Blue Origin received the most money, with a $10 million award. SpaceX, which already partners with NASA through its Commercial Resupply program, received $3 million. The remaining 12 winners split roughly $30 million.

Furthering Space Exploration Goals

NASA’s monetary investment will help selected companies develop tech to support future space exploration efforts. Overall, the agency’s financial assistance could make a game-changing difference in helping important innovations become a reality.

“These promising technologies are at a ‘tipping point’ in their development, meaning NASA’s investment is likely the extra push a company needs to significantly mature a capability,” said Jim Reuter, associate administrator of NASA’s STMD, in a statement. “These are important technologies necessary for sustained exploration of the Moon and Mars. As the agency focuses on landing astronauts on the Moon by 2024 with the Artemis program, we continue to prepare for the next phase of lunar exploration that feeds forward to Mars.”

Selected Technology Categories

NASA selected proposals from companies that addressed specific areas of technology. Categories included “cryogenic propellant production and management, sustainable energy generation, storage and distribution, efficient and affordable propulsion systems, autonomous operations, rover mobility, and advanced avionics.”

Blue Origin will use its $10 million in funding to develop a ground-based demonstration of liquefying hydrogen and oxygen. After producing the liquid, the company will store it. Space travelers could ultimately create and store liquid rocket propellant on the moon with this process.

SpaceX CEO Elon Musk talked about refueling a rocket in space, during a Starship presentation last weekend. The Hawthorne, California-based company will use its $3 million award to build nozzles for spacecraft refueling operations. SpaceX is teaming up with NASA’s Marshall Flight Center in Huntsville, Alabama to complete that objective.

Furthermore, Connecticut-based corporation Skyre Inc. is partnering with Meta Vista USA LLC. The two will to create a system that makes propellant out of “permanently frozen” water from the moon’s poles. Skyre received $2.6 million to fund the endeavor.

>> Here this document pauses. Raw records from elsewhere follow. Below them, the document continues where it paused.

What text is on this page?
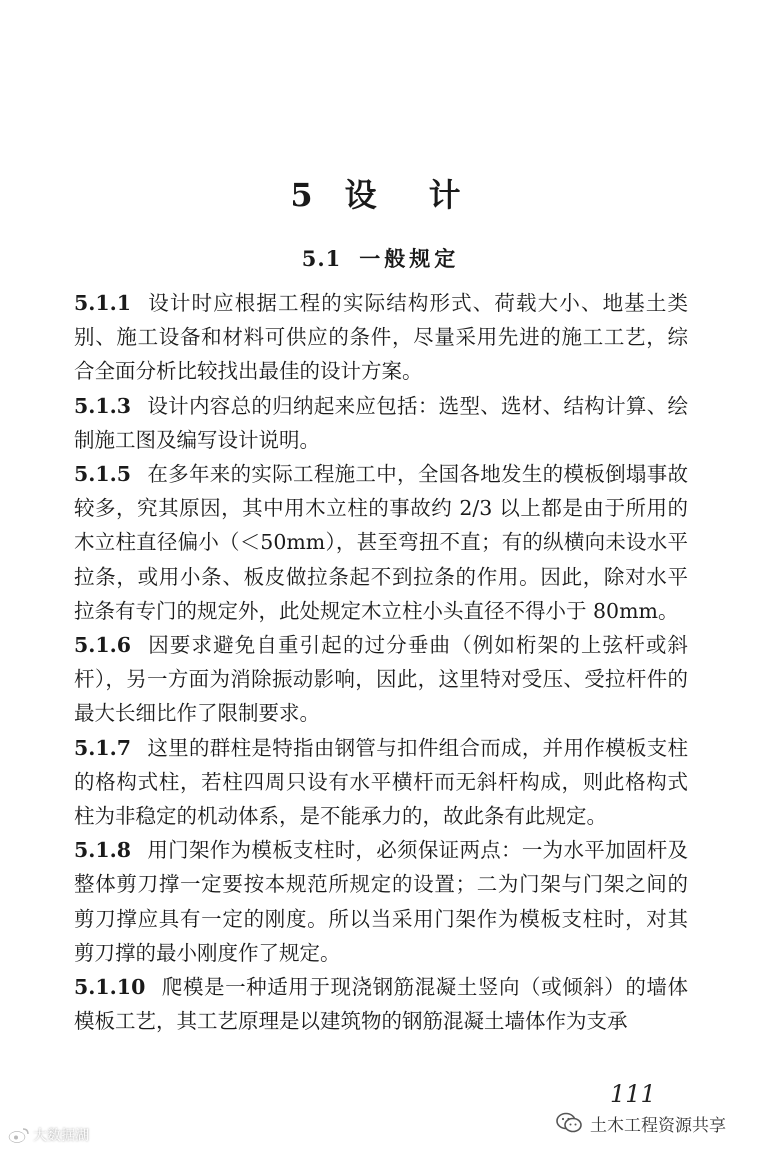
5 设　计
5.1 一般规定

5.1.1 设计时应根据工程的实际结构形式、荷载大小、地基土类别、施工设备和材料可供应的条件，尽量采用先进的施工工艺，综合全面分析比较找出最佳的设计方案。

5.1.3 设计内容总的归纳起来应包括：选型、选材、结构计算、绘制施工图及编写设计说明。

5.1.5 在多年来的实际工程施工中，全国各地发生的模板倒塌事故较多，究其原因，其中用木立柱的事故约 2/3 以上都是由于所用的木立柱直径偏小（＜50mm），甚至弯扭不直；有的纵横向未设水平拉条，或用小条、板皮做拉条起不到拉条的作用。因此，除对水平拉条有专门的规定外，此处规定木立柱小头直径不得小于 80mm。

5.1.6 因要求避免自重引起的过分垂曲（例如桁架的上弦杆或斜杆），另一方面为消除振动影响，因此，这里特对受压、受拉杆件的最大长细比作了限制要求。

5.1.7 这里的群柱是特指由钢管与扣件组合而成，并用作模板支柱的格构式柱，若柱四周只设有水平横杆而无斜杆构成，则此格构式柱为非稳定的机动体系，是不能承力的，故此条有此规定。

5.1.8 用门架作为模板支柱时，必须保证两点：一为水平加固杆及整体剪刀撑一定要按本规范所规定的设置；二为门架与门架之间的剪刀撑应具有一定的刚度。所以当采用门架作为模板支柱时，对其剪刀撑的最小刚度作了规定。

5.1.10 爬模是一种适用于现浇钢筋混凝土竖向（或倾斜）的墙体模板工艺，其工艺原理是以建筑物的钢筋混凝土墙体作为支承

111
土木工程资源共享
大数据湖
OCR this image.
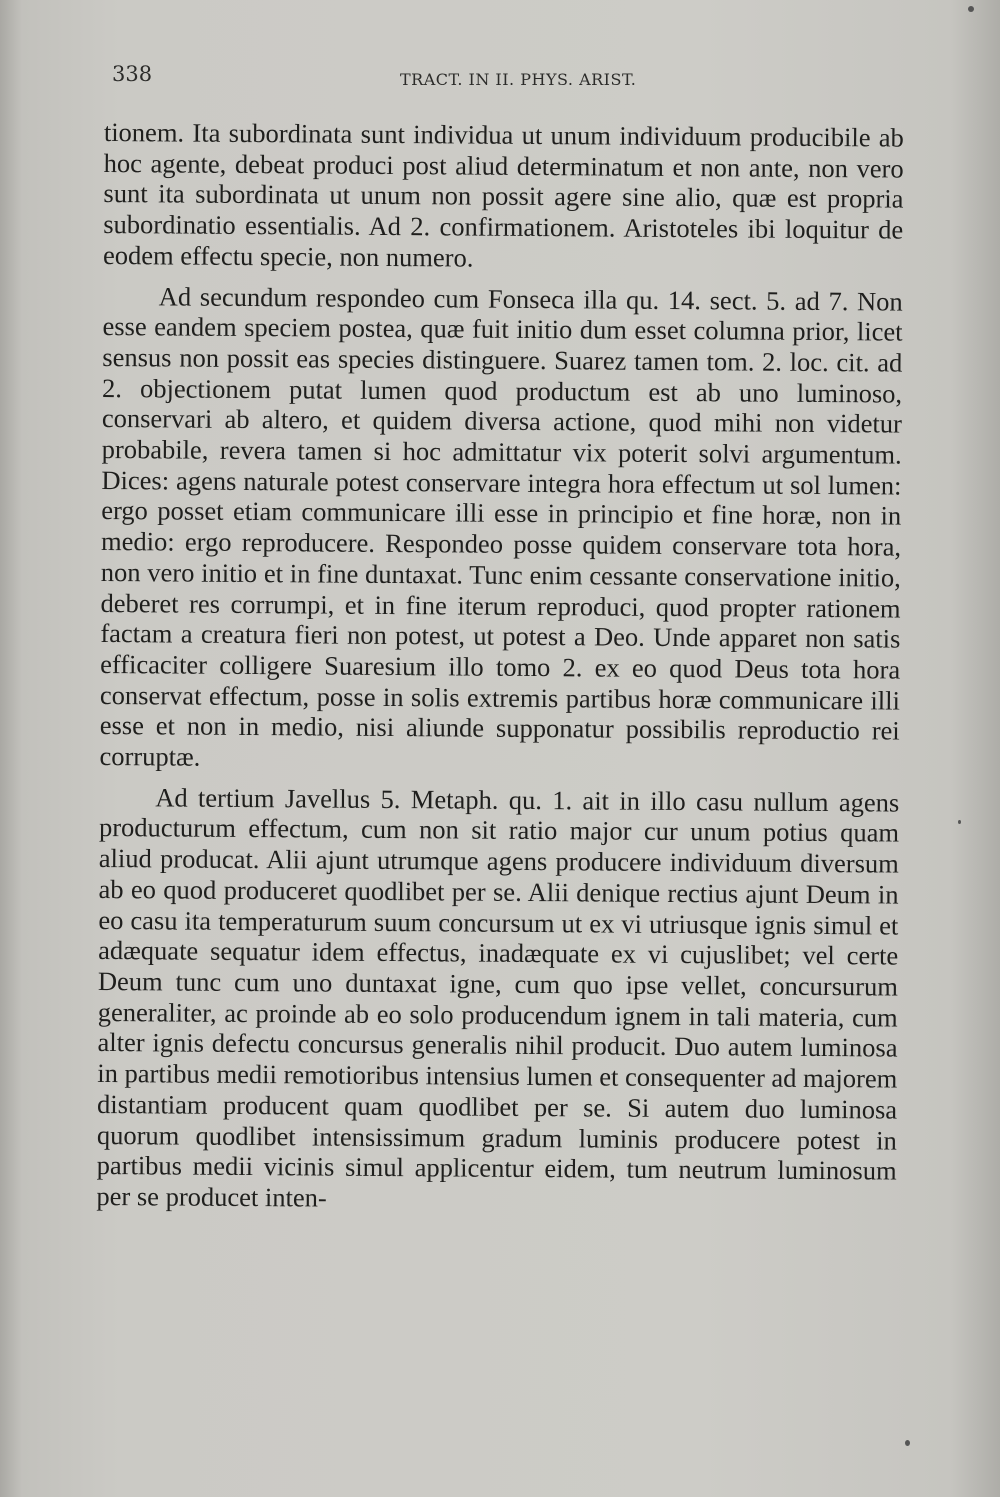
338	TRACT. IN II. PHYS. ARIST.

tionem. Ita subordinata sunt individua ut unum individuum producibile ab hoc agente, debeat produci post aliud determinatum et non ante, non vero sunt ita subordinata ut unum non possit agere sine alio, quæ est propria subordinatio essentialis. Ad 2. confirmationem. Aristoteles ibi loquitur de eodem effectu specie, non numero.

Ad secundum respondeo cum Fonseca illa qu. 14. sect. 5. ad 7. Non esse eandem speciem postea, quæ fuit initio dum esset columna prior, licet sensus non possit eas species distinguere. Suarez tamen tom. 2. loc. cit. ad 2. objectionem putat lumen quod productum est ab uno luminoso, conservari ab altero, et quidem diversa actione, quod mihi non videtur probabile, revera tamen si hoc admittatur vix poterit solvi argumentum. Dices: agens naturale potest conservare integra hora effectum ut sol lumen: ergo posset etiam communicare illi esse in principio et fine horæ, non in medio: ergo reproducere. Respondeo posse quidem conservare tota hora, non vero initio et in fine duntaxat. Tunc enim cessante conservatione initio, deberet res corrumpi, et in fine iterum reproduci, quod propter rationem factam a creatura fieri non potest, ut potest a Deo. Unde apparet non satis efficaciter colligere Suaresium illo tomo 2. ex eo quod Deus tota hora conservat effectum, posse in solis extremis partibus horæ communicare illi esse et non in medio, nisi aliunde supponatur possibilis reproductio rei corruptæ.

Ad tertium Javellus 5. Metaph. qu. 1. ait in illo casu nullum agens producturum effectum, cum non sit ratio major cur unum potius quam aliud producat. Alii ajunt utrumque agens producere individuum diversum ab eo quod produceret quodlibet per se. Alii denique rectius ajunt Deum in eo casu ita temperaturum suum concursum ut ex vi utriusque ignis simul et adæquate sequatur idem effectus, inadæquate ex vi cujuslibet; vel certe Deum tunc cum uno duntaxat igne, cum quo ipse vellet, concursurum generaliter, ac proinde ab eo solo producendum ignem in tali materia, cum alter ignis defectu concursus generalis nihil producit. Duo autem luminosa in partibus medii remotioribus intensius lumen et consequenter ad majorem distantiam producent quam quodlibet per se. Si autem duo luminosa quorum quodlibet intensissimum gradum luminis producere potest in partibus medii vicinis simul applicentur eidem, tum neutrum luminosum per se producet inten-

Other “Tipping Point” award winners include OxEon Energy ($1.8 million), Paragon Space ($2 million), Infinity Fuel Cell and Hydrogen ($4 million), TallannQuest ($2 million), Accion Systems ($3.9 million), Blue Canyon Technologies ($4.9 million), CU Aerospace ($1.7 million), ExoTerra ($2 million), Intuitive Machines ($1.3 million), Astrobotic Technology ($2 million) and Luna Innovations ($2 million).

Other Partnerships

NASA has a history of asking various organizations to help develop different kinds of space technology.

For example, back in August, the space agency asked undergraduate and graduate students to submit proposals to its 2020 RASC-AL competition. Participants must develop new concepts for the moon and Mars in one of five different themes. These include building a moon rover, plotting a short surface stay on Mars, and more.

Overall, leveraging input, ideas, and technology from partnering organizations reinforces the collaborative, imaginative effort that it will take to advance humankind’s journey further into outer space.